Experimental study on the characteristics of ventilated cavitation around an underwater navigating body influenced by turbulent drag-reducing additives

Abstract

In this study, a new control strategy for turbulent drag reduction involving ventilated cavitation is proposed. The configurational and hydrodynamic characteristics of ventilated cavities influenced by turbulent drag-reducing additives were experimentally studied in water tunnel. The test model was fixed in the water tunnel by a strut in the aft-part.
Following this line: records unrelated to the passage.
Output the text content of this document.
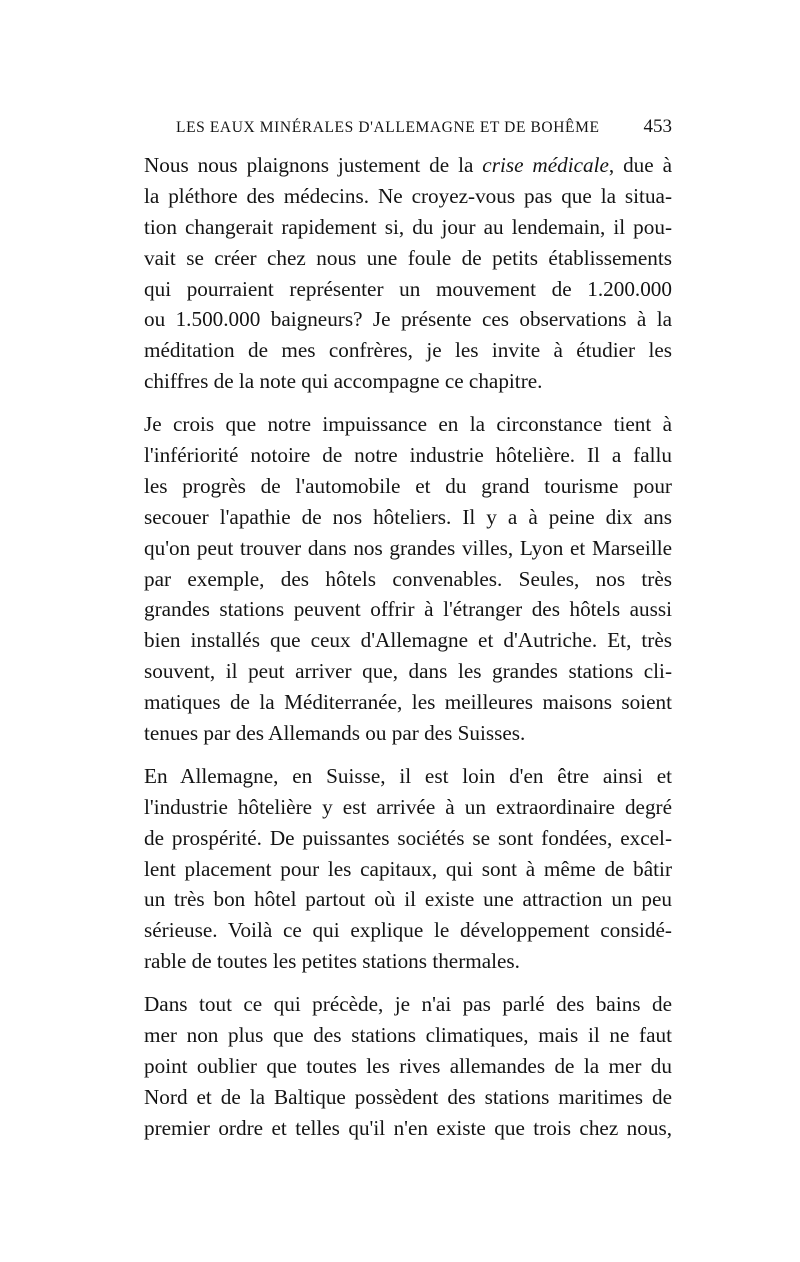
LES EAUX MINÉRALES D'ALLEMAGNE ET DE BOHÊME 453
Nous nous plaignons justement de la crise médicale, due à
la pléthore des médecins. Ne croyez-vous pas que la situa-
tion changerait rapidement si, du jour au lendemain, il pou-
vait se créer chez nous une foule de petits établissements
qui pourraient représenter un mouvement de 1.200.000
ou 1.500.000 baigneurs? Je présente ces observations à la
méditation de mes confrères, je les invite à étudier les
chiffres de la note qui accompagne ce chapitre.
Je crois que notre impuissance en la circonstance tient à
l'infériorité notoire de notre industrie hôtelière. Il a fallu
les progrès de l'automobile et du grand tourisme pour
secouer l'apathie de nos hôteliers. Il y a à peine dix ans
qu'on peut trouver dans nos grandes villes, Lyon et Marseille
par exemple, des hôtels convenables. Seules, nos très
grandes stations peuvent offrir à l'étranger des hôtels aussi
bien installés que ceux d'Allemagne et d'Autriche. Et, très
souvent, il peut arriver que, dans les grandes stations cli-
matiques de la Méditerranée, les meilleures maisons soient
tenues par des Allemands ou par des Suisses.
En Allemagne, en Suisse, il est loin d'en être ainsi et
l'industrie hôtelière y est arrivée à un extraordinaire degré
de prospérité. De puissantes sociétés se sont fondées, excel-
lent placement pour les capitaux, qui sont à même de bâtir
un très bon hôtel partout où il existe une attraction un peu
sérieuse. Voilà ce qui explique le développement considé-
rable de toutes les petites stations thermales.
Dans tout ce qui précède, je n'ai pas parlé des bains de
mer non plus que des stations climatiques, mais il ne faut
point oublier que toutes les rives allemandes de la mer du
Nord et de la Baltique possèdent des stations maritimes de
premier ordre et telles qu'il n'en existe que trois chez nous,
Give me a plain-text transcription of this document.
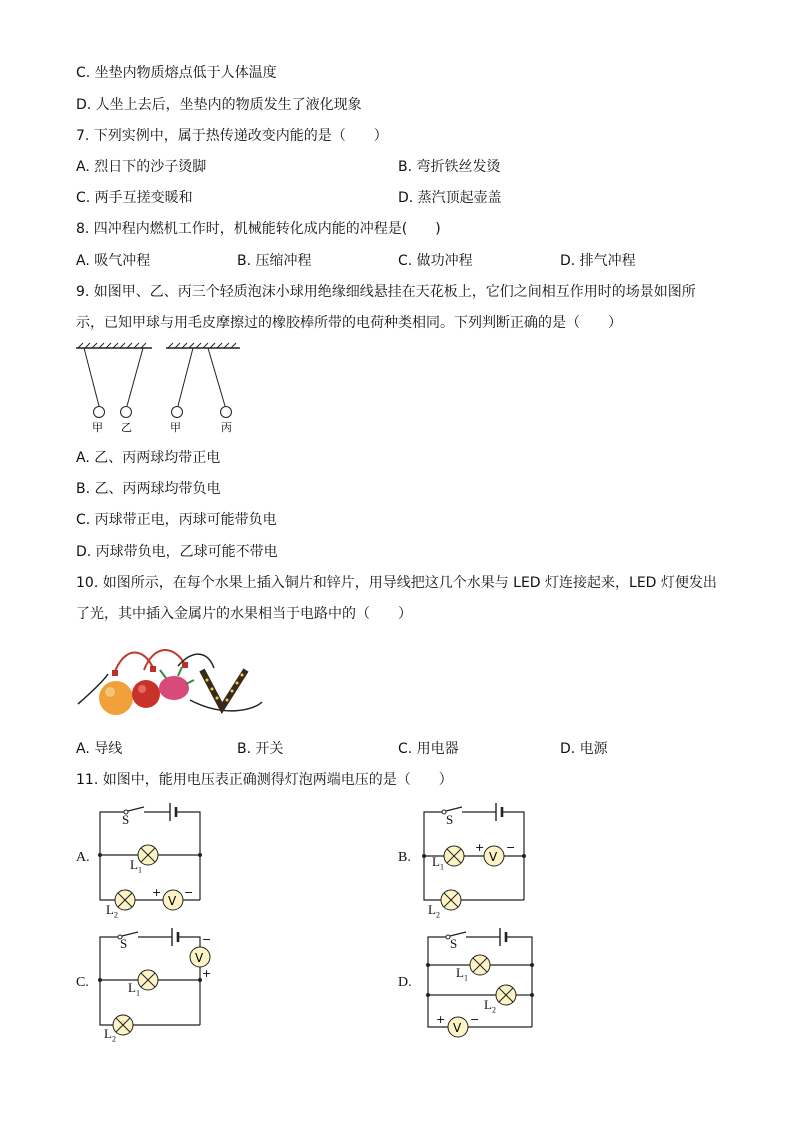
C. 坐垫内物质熔点低于人体温度
D. 人坐上去后，坐垫内的物质发生了液化现象
7. 下列实例中，属于热传递改变内能的是（　　）
A. 烈日下的沙子烫脚	B. 弯折铁丝发烫
C. 两手互搓变暖和	D. 蒸汽顶起壶盖
8. 四冲程内燃机工作时，机械能转化成内能的冲程是(　　)
A. 吸气冲程	B. 压缩冲程	C. 做功冲程	D. 排气冲程
9. 如图甲、乙、丙三个轻质泡沫小球用绝缘细线悬挂在天花板上，它们之间相互作用时的场景如图所
示，已知甲球与用毛皮摩擦过的橡胶棒所带的电荷种类相同。下列判断正确的是（　　）
甲 乙	甲	丙
A. 乙、丙两球均带正电
B. 乙、丙两球均带负电
C. 丙球带正电，丙球可能带负电
D. 丙球带负电，乙球可能不带电
10. 如图所示，在每个水果上插入铜片和锌片，用导线把这几个水果与 LED 灯连接起来，LED 灯便发出
了光，其中插入金属片的水果相当于电路中的（　　）
A. 导线	B. 开关	C. 用电器	D. 电源
11. 如图中，能用电压表正确测得灯泡两端电压的是（　　）
A.	B.
C.	D.
V
+ −
S
$L_1$
$L_2$
V
+ −
S
$L_1$
$L_2$
V
−
+
S
$L_1$
$L_2$
V
+ −
S
$L_1$
$L_2$
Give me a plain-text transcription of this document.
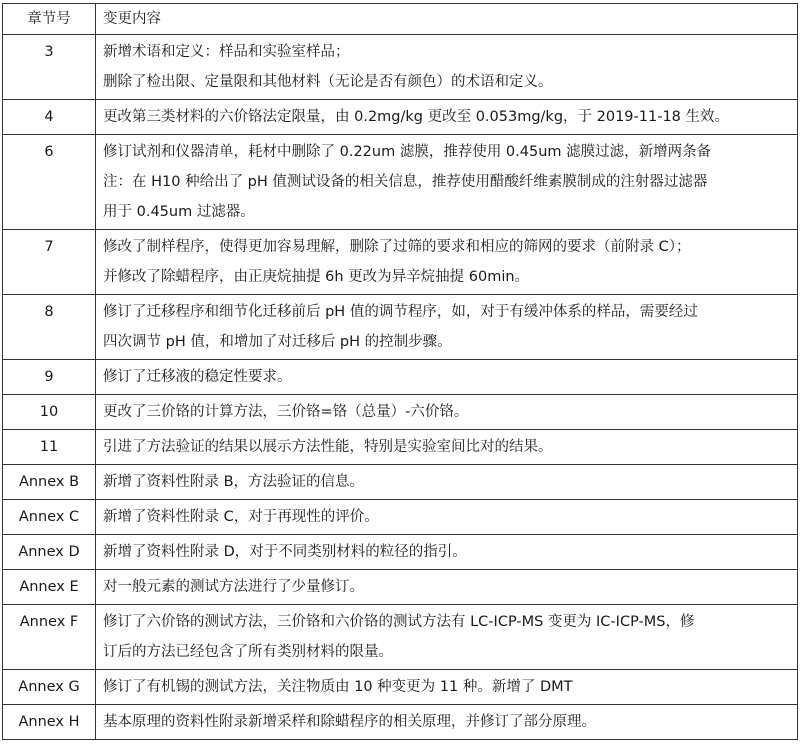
章节号	变更内容
3	新增术语和定义：样品和实验室样品；
删除了检出限、定量限和其他材料（无论是否有颜色）的术语和定义。

4	更改第三类材料的六价铬法定限量，由 0.2mg/kg 更改至 0.053mg/kg，于 2019-11-18 生效。

6	修订试剂和仪器清单，耗材中删除了 0.22um 滤膜，推荐使用 0.45um 滤膜过滤，新增两条备
注：在 H10 种给出了 pH 值测试设备的相关信息，推荐使用醋酸纤维素膜制成的注射器过滤器
用于 0.45um 过滤器。

7	修改了制样程序，使得更加容易理解，删除了过筛的要求和相应的筛网的要求（前附录 C）；
并修改了除蜡程序，由正庚烷抽提 6h 更改为异辛烷抽提 60min。

8	修订了迁移程序和细节化迁移前后 pH 值的调节程序，如，对于有缓冲体系的样品，需要经过
四次调节 pH 值，和增加了对迁移后 pH 的控制步骤。

9	修订了迁移液的稳定性要求。

10	更改了三价铬的计算方法，三价铬=铬（总量）-六价铬。

11	引进了方法验证的结果以展示方法性能，特别是实验室间比对的结果。

Annex B	新增了资料性附录 B，方法验证的信息。

Annex C	新增了资料性附录 C，对于再现性的评价。

Annex D	新增了资料性附录 D，对于不同类别材料的粒径的指引。

Annex E	对一般元素的测试方法进行了少量修订。

Annex F	修订了六价铬的测试方法，三价铬和六价铬的测试方法有 LC-ICP-MS 变更为 IC-ICP-MS，修
订后的方法已经包含了所有类别材料的限量。

Annex G	修订了有机锡的测试方法，关注物质由 10 种变更为 11 种。新增了 DMT

Annex H	基本原理的资料性附录新增采样和除蜡程序的相关原理，并修订了部分原理。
Aqueous solutions of CTAC/NaSal (cetyltrimethyl ammonium chloride/sodium salicylate) with weight concentrations of 100, 200, 400 and 600 ppm (part per million), respectively, were injected into the ventilated air cavity from the edge of the cavitator with accurate control by an injection pump. The cavity configurations were recorded by a high-speed CCD camera. The hydrodynamic characteristics of the test model were measured by a six-component balance. Experimental results show that, within the presently tested cases, the lengths of cavity influenced by drag-reducing solution are smaller than normal condition (ventilated cavity) in water, but the asymmetry of the cavity is improved. The drag resisted by the test model is reduced dramatically (the maximum drag reduction can reach to 80%) and the re-entrant jet is more complex after the CTAC solution is injected into the cavity. Turbulent drag-reducing additives have the potential in enhancement of supercavitating asymmetry and further drag reduction.